The economy is doing so poorly that even e-tail is flopping around like a goldfish out of its tank.

Market watcher comScore (NASDAQ:SCOR) is projecting that nontravel e-commerce spending clocked in at $24.7 billion from Nov. 1 through Dec. 21 this year, a 1% dip from the nearly $25 billion in Internet shopping during the same 51 days last year. It's a dramatic turnaround from the 9% gain that comScore reported during the first 10 months of the year.

Don't hold out for salvation beyond that, as Web-based retail dies beyond gift-card purchases once conceivable shipping deadlines pass.

This is not good. The malls have been understandably empty given the soft economy, but weren't consumers supposed to flock online to find huge deals?

One can't take a third-party source like comScore as gospel, but the cracks were already starting to show. Online jeweler Blue Nile (NASDAQ:NILE) has been posting stateside year-over-year sales declines all year long, but it apparently has company this season.

Analysts see companies like online auctioneer eBay (NASDAQ:EBAY) and closeout specialist Overstock.com (NASDAQ:OSTK) posting lower revenue this quarter. Market bellwether Amazon.com (NASDAQ:AMZN) is bucking the trend, for now. Analysts see revenue climbing by a refreshing 14% this quarter.

Amazon should outperform the industry. Its wildly successful Prime membership program that offers expedited shipping is a viral winner.
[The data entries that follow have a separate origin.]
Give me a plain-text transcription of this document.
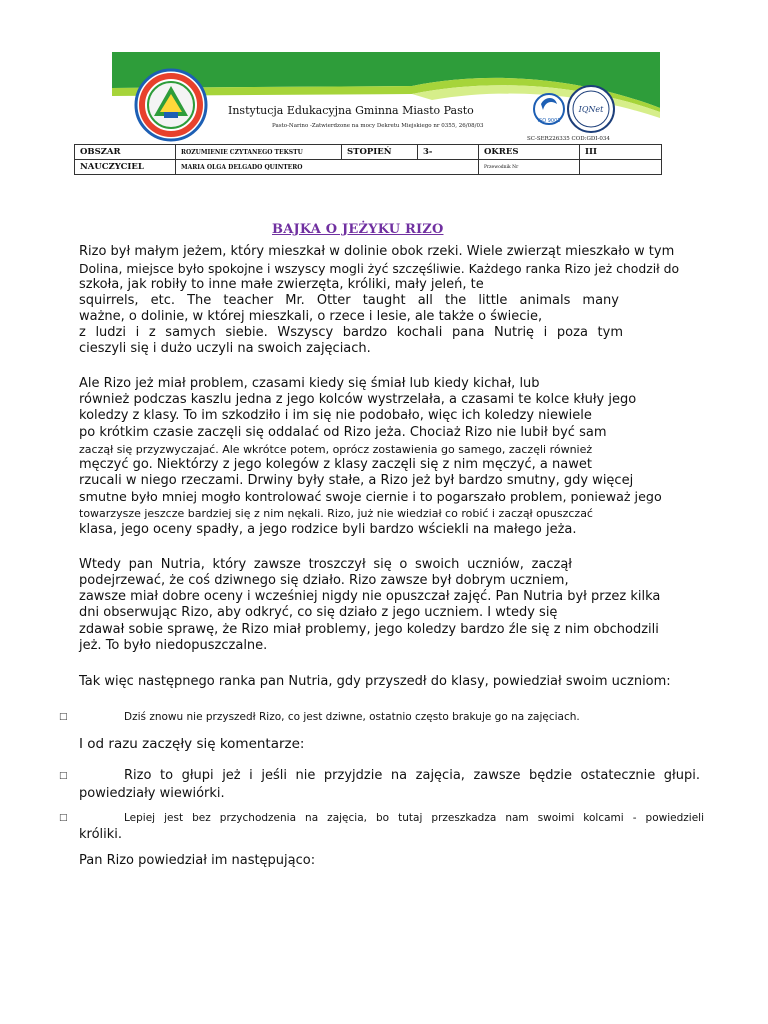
Instytucja Edukacyjna Gminna Miasto Pasto
Pasto-Narino -Zatwierdzone na mocy Dekretu Miejskiego nr 0355, 26/08/03
ISO 9001
IQNet
SC-SER226335 COD:GDI-034
OBSZAR	ROZUMIENIE CZYTANEGO TEKSTU	STOPIEŃ	3-	OKRES	III
NAUCZYCIEL	MARIA OLGA DELGADO QUINTERO			Przewodnik Nr	
BAJKA O JEŻYKU RIZO
Rizo był małym jeżem, który mieszkał w dolinie obok rzeki. Wiele zwierząt mieszkało w tym
Dolina, miejsce było spokojne i wszyscy mogli żyć szczęśliwie. Każdego ranka Rizo jeż chodził do
szkoła, jak robiły to inne małe zwierzęta, króliki, mały jeleń, te
squirrels, etc. The teacher Mr. Otter taught all the little animals many
ważne, o dolinie, w której mieszkali, o rzece i lesie, ale także o świecie,
z ludzi i z samych siebie. Wszyscy bardzo kochali pana Nutrię i poza tym
cieszyli się i dużo uczyli na swoich zajęciach.
Ale Rizo jeż miał problem, czasami kiedy się śmiał lub kiedy kichał, lub
również podczas kaszlu jedna z jego kolców wystrzelała, a czasami te kolce kłuły jego
koledzy z klasy. To im szkodziło i im się nie podobało, więc ich koledzy niewiele
po krótkim czasie zaczęli się oddalać od Rizo jeża. Chociaż Rizo nie lubił być sam
zaczął się przyzwyczajać. Ale wkrótce potem, oprócz zostawienia go samego, zaczęli również
męczyć go. Niektórzy z jego kolegów z klasy zaczęli się z nim męczyć, a nawet
rzucali w niego rzeczami. Drwiny były stałe, a Rizo jeż był bardzo smutny, gdy więcej
smutne było mniej mogło kontrolować swoje ciernie i to pogarszało problem, ponieważ jego
towarzysze jeszcze bardziej się z nim nękali. Rizo, już nie wiedział co robić i zaczął opuszczać
klasa, jego oceny spadły, a jego rodzice byli bardzo wściekli na małego jeża.
Wtedy pan Nutria, który zawsze troszczył się o swoich uczniów, zaczął
podejrzewać, że coś dziwnego się działo. Rizo zawsze był dobrym uczniem,
zawsze miał dobre oceny i wcześniej nigdy nie opuszczał zajęć. Pan Nutria był przez kilka
dni obserwując Rizo, aby odkryć, co się działo z jego uczniem. I wtedy się
zdawał sobie sprawę, że Rizo miał problemy, jego koledzy bardzo źle się z nim obchodzili
jeż. To było niedopuszczalne.
Tak więc następnego ranka pan Nutria, gdy przyszedł do klasy, powiedział swoim uczniom:
□	Dziś znowu nie przyszedł Rizo, co jest dziwne, ostatnio często brakuje go na zajęciach.
I od razu zaczęły się komentarze:
□	Rizo to głupi jeż i jeśli nie przyjdzie na zajęcia, zawsze będzie ostatecznie głupi.
powiedziały wiewiórki.
□	Lepiej jest bez przychodzenia na zajęcia, bo tutaj przeszkadza nam swoimi kolcami - powiedzieli
króliki.
Pan Rizo powiedział im następująco:
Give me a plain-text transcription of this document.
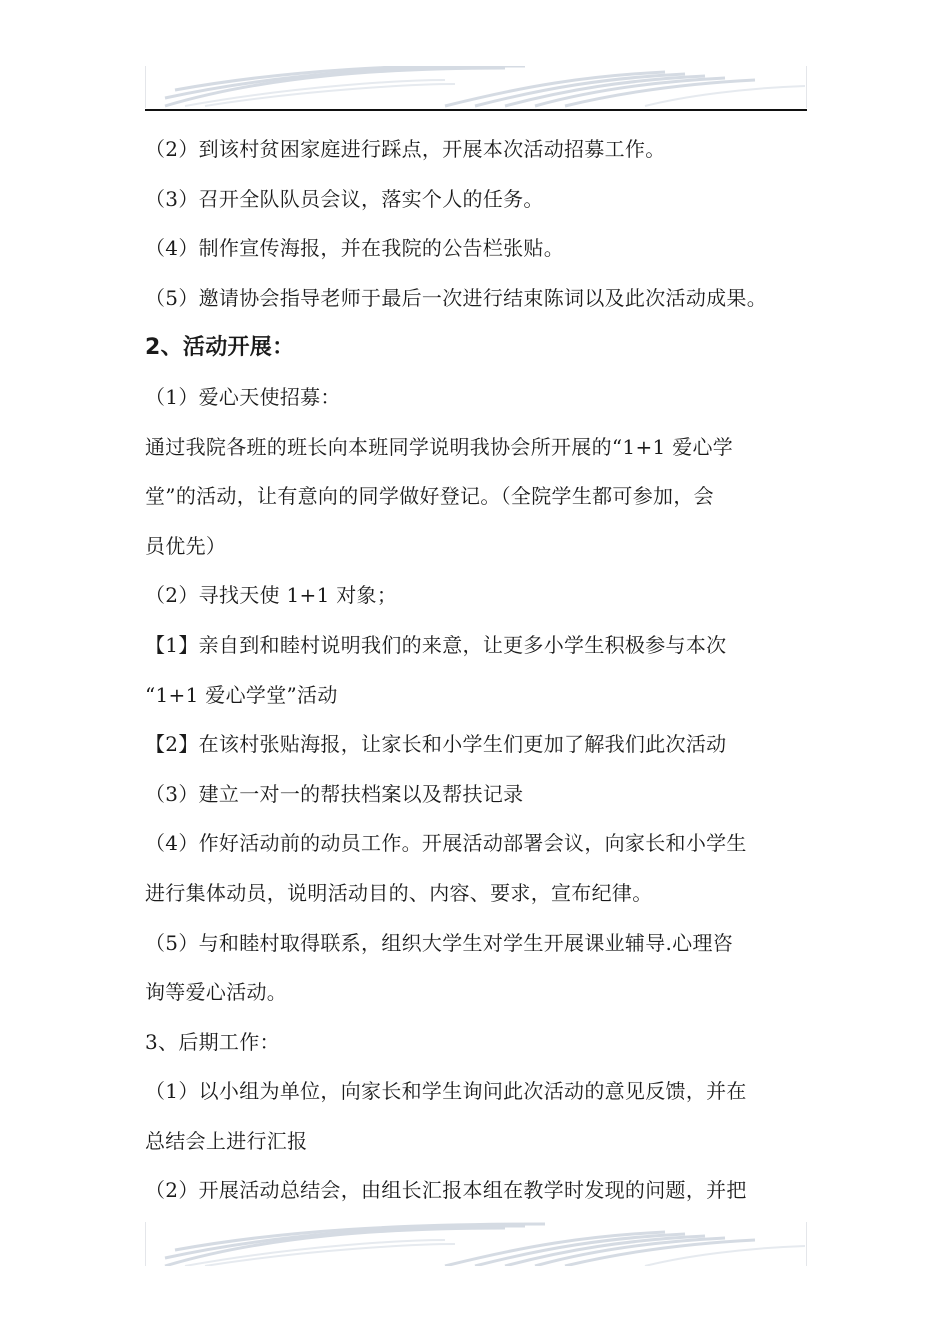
（2）到该村贫困家庭进行踩点，开展本次活动招募工作。
（3）召开全队队员会议，落实个人的任务。
（4）制作宣传海报，并在我院的公告栏张贴。
（5）邀请协会指导老师于最后一次进行结束陈词以及此次活动成果。
2、活动开展：
（1）爱心天使招募：
通过我院各班的班长向本班同学说明我协会所开展的“1+1 爱心学
堂”的活动，让有意向的同学做好登记。（全院学生都可参加，会
员优先）
（2）寻找天使 1+1 对象；
【1】亲自到和睦村说明我们的来意，让更多小学生积极参与本次
“1+1 爱心学堂”活动
【2】在该村张贴海报，让家长和小学生们更加了解我们此次活动
（3）建立一对一的帮扶档案以及帮扶记录
（4）作好活动前的动员工作。开展活动部署会议，向家长和小学生
进行集体动员，说明活动目的、内容、要求，宣布纪律。
（5）与和睦村取得联系，组织大学生对学生开展课业辅导.心理咨
询等爱心活动。
3、后期工作：
（1）以小组为单位，向家长和学生询问此次活动的意见反馈，并在
总结会上进行汇报
（2）开展活动总结会，由组长汇报本组在教学时发现的问题，并把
Once you pay Amazon $79 for a year of free two-day shipping in the Prime program, it encourages shoppers to lean on the site whenever a purchase decision is being made.
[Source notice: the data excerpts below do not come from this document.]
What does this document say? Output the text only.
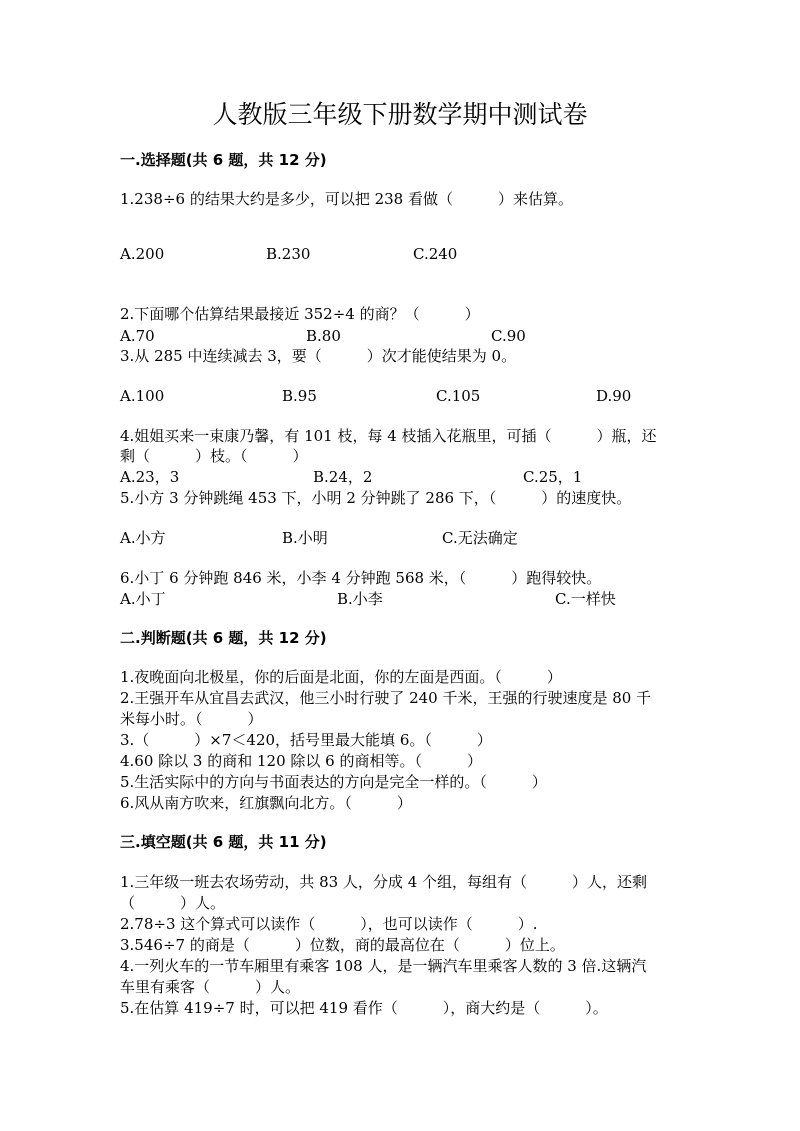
人教版三年级下册数学期中测试卷
一.选择题(共 6 题，共 12 分)
1.238÷6 的结果大约是多少，可以把 238 看做（　　　）来估算。
A.200	B.230	C.240
2.下面哪个估算结果最接近 352÷4 的商？（　　　）
A.70	B.80	C.90
3.从 285 中连续减去 3，要（　　　）次才能使结果为 0。
A.100	B.95	C.105	D.90
4.姐姐买来一束康乃馨，有 101 枝，每 4 枝插入花瓶里，可插（　　　）瓶，还
剩（　　　）枝。（　　　）
A.23，3	B.24，2	C.25，1
5.小方 3 分钟跳绳 453 下，小明 2 分钟跳了 286 下，（　　　）的速度快。
A.小方	B.小明	C.无法确定
6.小丁 6 分钟跑 846 米，小李 4 分钟跑 568 米，（　　　）跑得较快。
A.小丁	B.小李	C.一样快
二.判断题(共 6 题，共 12 分)
1.夜晚面向北极星，你的后面是北面，你的左面是西面。（　　　）
2.王强开车从宜昌去武汉，他三小时行驶了 240 千米，王强的行驶速度是 80 千
米每小时。（　　　）
3.（　　　）×7＜420，括号里最大能填 6。（　　　）
4.60 除以 3 的商和 120 除以 6 的商相等。（　　　）
5.生活实际中的方向与书面表达的方向是完全一样的。（　　　）
6.风从南方吹来，红旗飘向北方。（　　　）
三.填空题(共 6 题，共 11 分)
1.三年级一班去农场劳动，共 83 人，分成 4 个组，每组有（　　　）人，还剩
（　　　）人。
2.78÷3 这个算式可以读作（　　　），也可以读作（　　　）.
3.546÷7 的商是（　　　）位数，商的最高位在（　　　）位上。
4.一列火车的一节车厢里有乘客 108 人，是一辆汽车里乘客人数的 3 倍.这辆汽
车里有乘客（　　　）人。
5.在估算 419÷7 时，可以把 419 看作（　　　），商大约是（　　　）。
This doesn't mean that Amazon is a money-printing mint. It issued holiday quarter guidance of 6% to 23% in revenue growth for the current quarter. That doesn't sound too shabby, but the midpoint of its profit guidance calls for a dip in operating profitability. Oh, and that guidance was issued more than two months ago. The economy certainly hasn't improved since then.

Is this the end of the line for e-tail? Is the migration over? Real-world retail is also doing horrendously poorly, so let's wait until the general retail economy bounces back before burying the e-commerce miracle to rest.